Complete step by solution:
Given data: Matrix multiplication shares some properties with usual multiplication. However, matrix multiplication is not defined if the number of columns of the first factor differs from the number of rows of the second factor, and it is non-commutative, even when the product remains definite after changing the order of the factors
We are given the matrix A
\[A = \left[ {\begin{array}{*{20}{c}}
  2&0&1 \\
  2&1&3 \\
  1&{ - 1}&0
\end{array}} \right]\]
We need to find \[{A^2} - 5A + 4I\] , also find X when \[{A^2} - 5A + 4I + X = 0\] .

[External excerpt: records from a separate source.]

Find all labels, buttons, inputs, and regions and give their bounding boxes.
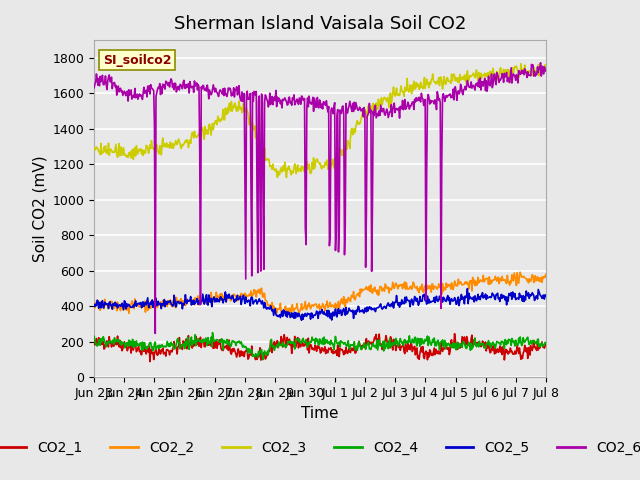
Legend: CO2_1, CO2_2, CO2_3, CO2_4, CO2_5, CO2_6: CO2_1, CO2_2, CO2_3, CO2_4, CO2_5, CO2_6 xyxy=(0,435,640,460)
CO2_1 xyxy=(542,340,550,346)
CO2_5 xyxy=(463,286,471,291)
CO2_3 xyxy=(283,175,291,180)
CO2_6 xyxy=(152,331,159,336)
CO2_3 xyxy=(393,85,401,91)
CO2_2 xyxy=(431,283,439,289)
CO2_2 xyxy=(170,303,178,309)
CO2_4 xyxy=(358,345,365,351)
CO2_6 xyxy=(393,106,401,111)
CO2_5 xyxy=(294,311,302,316)
CO2_2 xyxy=(207,299,214,305)
CO2_1 xyxy=(207,343,215,349)
CO2_3 xyxy=(431,79,439,85)
CO2_3 xyxy=(542,66,550,72)
X-axis label: Time: Time xyxy=(301,406,339,420)
CO2_1 xyxy=(431,352,439,358)
CO2_3 xyxy=(170,142,178,148)
CO2_3 xyxy=(357,116,365,122)
CO2_2 xyxy=(393,282,401,288)
CO2_1 xyxy=(296,336,303,342)
Y-axis label: Soil CO2 (mV): Soil CO2 (mV) xyxy=(32,156,47,262)
CO2_5 xyxy=(357,308,365,313)
CO2_5 xyxy=(90,304,98,310)
CO2_6 xyxy=(542,68,550,74)
CO2_2 xyxy=(542,272,550,277)
Line: CO2_2: CO2_2 xyxy=(94,272,546,314)
CO2_6 xyxy=(171,80,179,86)
CO2_5 xyxy=(207,299,214,305)
CO2_1 xyxy=(171,345,179,350)
CO2_5 xyxy=(431,300,439,305)
Text: SI_soilco2: SI_soilco2 xyxy=(103,54,172,67)
Line: CO2_4: CO2_4 xyxy=(94,333,546,360)
CO2_4 xyxy=(259,357,267,362)
CO2_6 xyxy=(357,108,365,114)
CO2_5 xyxy=(170,292,178,298)
CO2_5 xyxy=(298,317,305,323)
CO2_6 xyxy=(431,97,439,103)
CO2_4 xyxy=(432,339,440,345)
CO2_3 xyxy=(207,125,214,131)
CO2_1 xyxy=(90,340,98,346)
CO2_3 xyxy=(296,167,303,172)
CO2_1 xyxy=(451,331,458,336)
CO2_4 xyxy=(170,346,178,352)
CO2_1 xyxy=(393,344,401,350)
CO2_2 xyxy=(90,300,98,306)
Line: CO2_6: CO2_6 xyxy=(94,63,546,334)
CO2_4 xyxy=(296,338,304,344)
CO2_3 xyxy=(90,145,98,151)
CO2_4 xyxy=(542,340,550,346)
CO2_6 xyxy=(207,92,215,97)
CO2_6 xyxy=(537,60,545,66)
CO2_2 xyxy=(357,290,365,296)
CO2_4 xyxy=(90,334,98,339)
CO2_6 xyxy=(90,85,98,91)
CO2_1 xyxy=(357,343,365,349)
CO2_2 xyxy=(296,310,303,315)
CO2_5 xyxy=(542,293,550,299)
CO2_5 xyxy=(393,293,401,299)
Line: CO2_5: CO2_5 xyxy=(94,288,546,320)
Line: CO2_3: CO2_3 xyxy=(94,64,546,178)
CO2_4 xyxy=(207,340,214,346)
Line: CO2_1: CO2_1 xyxy=(94,334,546,361)
CO2_3 xyxy=(517,61,525,67)
CO2_6 xyxy=(296,95,303,101)
CO2_4 xyxy=(394,338,401,344)
Title: Sherman Island Vaisala Soil CO2: Sherman Island Vaisala Soil CO2 xyxy=(174,15,466,33)
CO2_1 xyxy=(146,359,154,364)
CO2_2 xyxy=(516,269,524,275)
CO2_2 xyxy=(287,311,295,317)
CO2_4 xyxy=(209,330,216,336)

We will find \[{A^2}, - 5A,4I\] separately
We know,
\[
  {A^2} = A \cdot A \\
   \Rightarrow {A^2} = \left[ {\begin{array}{*{20}{c}}
  2&0&1 \\
  2&1&3 \\
  1&{ - 1}&0
\end{array}} \right]\left[ {\begin{array}{*{20}{c}}
  2&0&1 \\
  2&1&3 \\
  1&{ - 1}&0
\end{array}} \right] \\
 \]
Multiplying the two matrices, we get
\[ \Rightarrow {A^2} = \left[ {\begin{array}{*{20}{c}}
  5&{ - 1}&2 \\
  9&{ - 2}&5 \\
  0&{ - 1}&{ - 2}
\end{array}} \right]\]
Now,
\[
   \Rightarrow - 5A = - 5\left[ {\begin{array}{*{20}{c}}
  2&0&1 \\
  2&1&3 \\
  1&{ - 1}&0
\end{array}} \right] \\
   \Rightarrow - 5A = \left[ {\begin{array}{*{20}{c}}
  { - 10}&0&{ - 5} \\
  { - 10}&{ - 5}&{ - 15} \\
  { - 5}&5&0
\end{array}} \right] \\
 \]
Also,
\[
   \Rightarrow 4I = 4\left[ {\begin{array}{*{20}{c}}
  1&0&0 \\
  0&1&0 \\
  0&0&1
\end{array}} \right] \\
   \Rightarrow 4I = \left[ {\begin{array}{*{20}{c}}
  4&0&0 \\
  0&4&0 \\
  0&0&4
\end{array}} \right] \\
 \]
Now, we will add \[{A^2}, - 5A,4I\] together
\[
   \Rightarrow {A^2} - 5A + 4I = \left[ {\begin{array}{*{20}{c}}
  5&{ - 1}&2 \\
  9&{ - 2}&5 \\
  0&{ - 1}&{ - 2}
\end{array}} \right] + \left[ {\begin{array}{*{20}{c}}
  { - 10}&0&{ - 5} \\
  { - 10}&{ - 5}&{ - 15} \\
  { - 5}&5&0
\end{array}} \right] + \left[ {\begin{array}{*{20}{c}}
  4&0&0 \\
  0&4&0 \\
  0&0&4
\end{array}} \right] \\
   \Rightarrow {A^2} - 5A + 4I = \left[ {\begin{array}{*{20}{c}}
  {5 - 10 + 4}&{ - 1 + 0 + 0}&{2 - 5 + 0} \\
  {9 - 10 - 0}&{ - 2 - 5 + 4}&{5 - 15 + 0} \\
  {0 - 5 + 0}&{ - 1 + 5 + 0}&{ - 2 + 0 + 4}
\end{array}} \right] \\
   \Rightarrow {A^2} - 5A + 4I = \left[ {\begin{array}{*{20}{c}}
  { - 1}&{ - 1}&{ - 3} \\
  { - 1}&{ - 3}&{ - 10} \\
  { - 5}&4&2
\end{array}} \right] \\
 \]
i.e.: the required matrix is given by
\[ \Rightarrow {A^2} - 5A + 4I = \left[ {\begin{array}{*{20}{c}}
  { - 1}&{ - 1}&{ - 3} \\
  { - 1}&{ - 3}&{ - 10} \\
  { - 5}&4&2
\end{array}} \right]\]
Now again, to find the value of X when \[{A^2} - 5A + 4I + X = 0\]
Here,
\[
  {A^2} - 5A + 4I + X = 0 \\
   \Rightarrow X = 0 - ({A^2} - 5A + 4I) \\
   \Rightarrow X = - ({A^2} - 5A + 4I) \\
   \Rightarrow X = - \left[ {\begin{array}{*{20}{c}}
  { - 1}&{ - 1}&{ - 3} \\
  { - 1}&{ - 3}&{ - 10} \\
  { - 5}&4&2
\end{array}} \right] \\
   \Rightarrow X = \left[ {\begin{array}{*{20}{c}}
  1&1&3 \\
  1&3&{10} \\
  5&{ - 4}&{ - 2}
\end{array}} \right] \\
 \]
Hence the required X matrix is given by
\[X = \left[ {\begin{array}{*{20}{c}}
  1&1&3 \\
  1&3&{10} \\
  5&{ - 4}&{ - 2}
\end{array}} \right]\]


Note: Students often make mistakes in multiplying the matrices. You should always be careful while computing the values of multiplication of matrices. Also, do not be confused between matrices and determinants. The identity matrix is denoted by a boldface one 1. Identity matrix is a square matrix of order n, and also a special kind of diagonal matrix. It is called an identity matrix because multiplication with it leaves a matrix unchanged.